Huron faces notable risks from macro volatility, regulatory change, and evolving client spending patterns, particularly in commercial strategy consulting and higher education segments. Integration of acquisitions and delivery of increasingly complex, cross-functional projects could pressure margins and execution if not managed proactively. Margin compression in commercial and education segments warrants close monitoring, as does the durability of digital demand in a shifting economic environment.

Forward Outlook

For Q2 2025, Huron expects:

  • Continued robust demand in healthcare and education, with no notable change in pipeline conversion or cancellations through April.
  • Commercial segment growth led by digital, with financial advisory activity expected to rebound as project mix normalizes.

For full-year 2025, management reaffirmed guidance:

  • RVR of $1.58 billion to $1.66 billion
  • Adjusted EBITDA margin of 14.1% to 14.5% of RVR
  • Adjusted EPS of $6.80 to $7.60

Management cited strong sales conversion, stable client relationships, and balanced pro- and countercyclical offerings as drivers of confidence, while flagging continued monitoring of commercial strategy consulting and margin variability.

  • Healthcare hiring and digital investments will continue to support growth.
  • Project size and scope expansion are expected to persist, supporting revenue but increasing delivery complexity.

Takeaways

Huron’s Q1 performance underscores its ability to balance growth and risk across a diversified consulting platform, with digital and healthcare strengths counterbalancing segment-level margin and mix pressures.

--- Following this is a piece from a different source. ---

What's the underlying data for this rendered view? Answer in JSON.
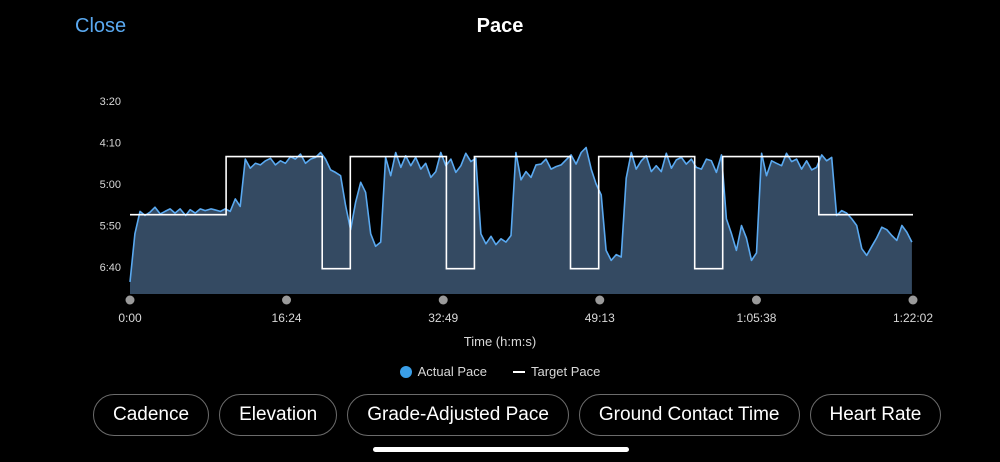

  • Segment Rotation: Commercial digital and healthcare services are the primary growth engines, but commercial strategy softness and education margin dips highlight the need for ongoing operational agility.
  • Project Complexity Trend: Larger, more integrated projects are driving revenue and client stickiness, but require disciplined execution to preserve profitability as business mix evolves.
  • Next Watchpoints: Investors should monitor commercial segment margin recovery, sustainability of digital demand, and the impact of regulatory or macro shocks on client spending and project pipeline.

Conclusion

Huron enters the remainder of 2025 with a solid foundation in healthcare and digital consulting, but must navigate segment mix shifts, margin management, and growing project complexity to sustain value creation. The reaffirmed outlook and capital return posture reflect confidence, yet execution on integration and delivery will be critical as the consulting landscape remains fluid.

Industry Read-Through

Huron’s results reinforce several industry-wide signals for professional services and consulting: Digital transformation demand remains robust as clients prioritize efficiency and analytics, but traditional strategy work is increasingly exposed to macro caution. The healthcare and education sectors are proving resilient for advisors able to address regulatory complexity and operational strain. Project size and scope are rising across the industry, favoring firms with deep cross-functional capabilities, but also requiring greater delivery discipline and risk management. Margin volatility and acquisition integration are likely to remain key themes for the sector as client needs and consulting models continue to evolve.